How FutureAGI Detects XXE Attacks
FutureAGI maps this term to the anchor eval:XXEDetector. In a secure-eval workflow, engineers run XXEDetector against code paths that parse XML before an agent can call them: document import, URL fetch, SAML callback, SOAP connector, SVG rendering, and third-party feed ingestion. The detector is tied to CWE-611 in the inventory, so a finding should be triaged as an XML parser configuration issue, not as a model-quality failure.
A practical pattern is to attach the detector to a release dataset for tool-enabled agents. Each row includes the tool name, XML source, parser library, expected policy, and fixture payload. The eval result becomes a gate: unsafe external entity resolution blocks release, creates a ticket, and adds the payload to regression evals. In production, traceAI captures the path around the parser call through traceAI-langchain or another integration, with agent.trajectory.step identifying which agent step selected the XML tool. If the route is exposed through Agent Command Center, a pre-guardrail can reject untrusted XML uploads or route suspicious requests to human review.
FutureAGI’s approach is to connect code-level security findings with agent behavior. Unlike a generic Semgrep rule that stops at source code, the workflow asks whether an LLM or agent can reach the parser, with which input source, and under which policy.
How to Measure or Detect XXE Attacks
Use several signals because no single score captures XXE exposure:
XXEDetectorfindings - flag XML parser usage that can allow external entity resolution, aligned to CWE-611.- Parser configuration evidence - verify DTDs, external entities, XInclude, and network fetches are disabled for untrusted XML.
- Trace signals - inspect
agent.trajectory.step, selected tool name, XML source, and unexpected egress around parser spans. - Dashboard signals - track eval-fail-rate-by-parser, blocked XML request rate, parser-error rate, p99 parse latency, and upload failure rate.
- User-feedback proxies - monitor reports of leaked internal text, failed document uploads, and escalations tied to XML-heavy workflows.
from fi.evals import XXEDetector
xml_parser_code = "DocumentBuilderFactory.newInstance()"
detector = XXEDetector()
result = detector.evaluate(code=xml_parser_code)
print(result)
Common Mistakes
- Allowing DTDs because test XML never uses them. XXE payloads rely on parser features most business schemas do not need.
- Validating XML schema but not parser configuration. XSD validation does not disable external entity resolution, remote fetching, or XInclude.

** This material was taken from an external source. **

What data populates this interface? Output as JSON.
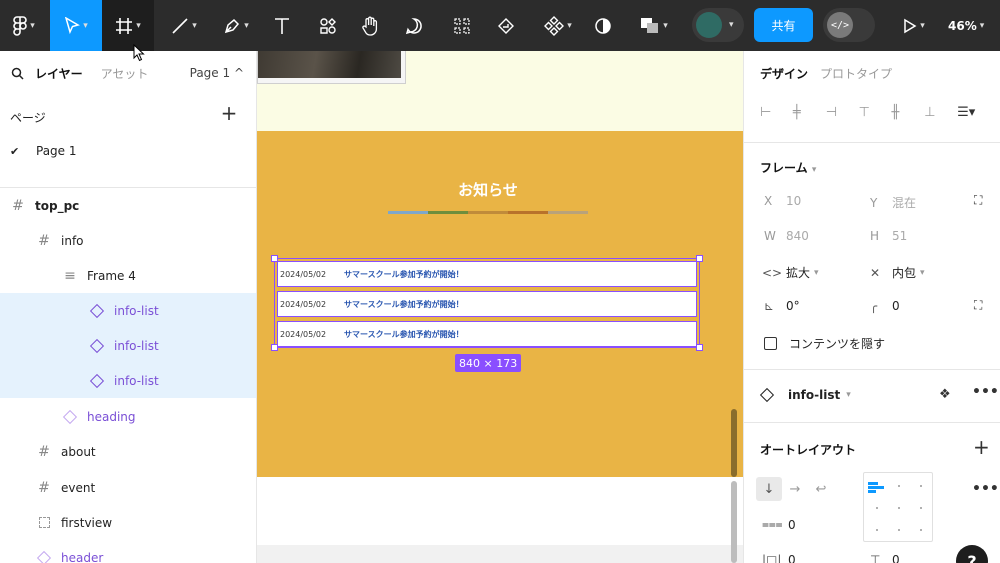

- Scanning web endpoints only. Agent risk often lives in offline converters, background workers, and document ingestion jobs.
- Logging parsed XML after failure. Error logs can capture secrets or local file content produced by the malicious entity.
- Fixing one parser language. Multi-service agents may parse XML in Java, Python, Node, and vendor SDK adapters.
Frequently Asked Questions
What is an XXE attack?
An XXE attack is a security vulnerability where an XML parser resolves attacker-controlled external entities and exposes local files, internal services, or secrets. In LLM and agent systems, it matters when tools ingest XML from uploads, URLs, APIs, emails, or documents.
How is an XXE attack different from SSRF?
XXE is specifically caused by unsafe XML external entity resolution. SSRF is the broader pattern of making a server call an attacker-chosen URL; XXE can become SSRF when the XML parser fetches internal network resources.
How do you measure an XXE attack?
Use FutureAGI `XXEDetector` to flag XML External Entity vulnerabilities in parser code and tool paths. Then track detector findings, blocked XML requests, unexpected egress, and regression eval failures.